In eastern Chad, carjackings, armed robberies and crime targeting national and international humanitarian staff continue, impeding their efforts to help nearly 300,000 refugees and almost 200,000 internally displaced persons (IDPs).

In March, EUFOR began a year-long UN mission to protect refugees from western Sudan's strife-torn Darfur region as well as people displaced by the rebel insurgency in Chad and the northern Central African Republic (CAR).

Last Wednesday, the UN Security Council unanimously approved a resolution extending until March 15, 2009, the mandate of the UN mission in the Central African Republic and Chad (MINURCAT).

The French-sponsored resolution also said the 15-member Council planned to authorize the deployment of a UN military component to follow up EUFOR in Chad and CAR, as recommended by UN chief Ban Ki-moon.

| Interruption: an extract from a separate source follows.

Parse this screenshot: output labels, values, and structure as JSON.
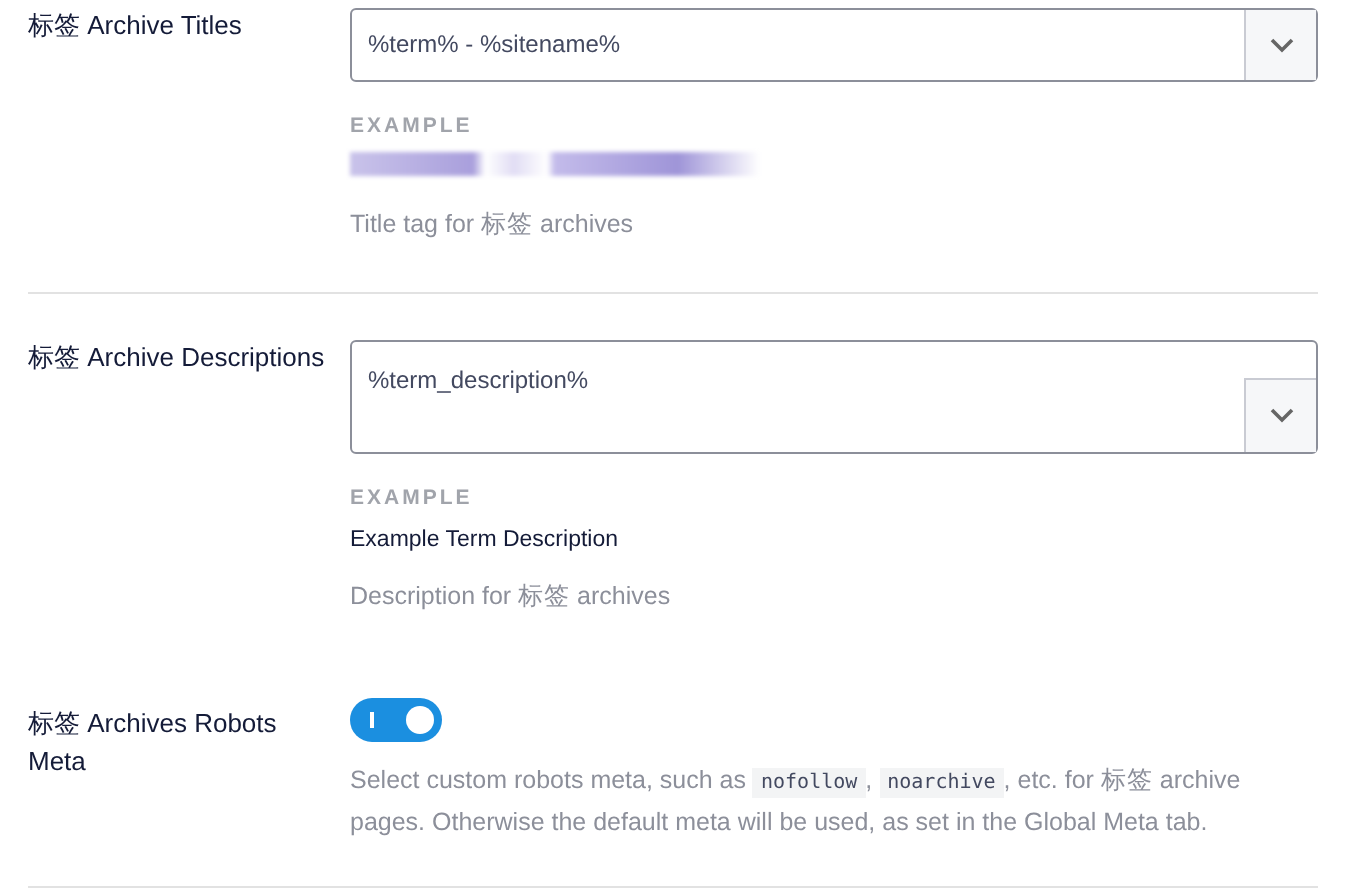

'My mandate is to be operational until the 15th of March and then to recover the forces,' Nash told reporters in Brussels. He expected 'to have all troops out of Chad before the 1st of June,' he added.

He also said that four transport helicopters promised to the mission by Russia were expected to be in operation by the beginning of November.

EU defence ministers are due to discuss the mission and the transition to the United Nations at informal talks in Deauville, northern France, starting Wednesday.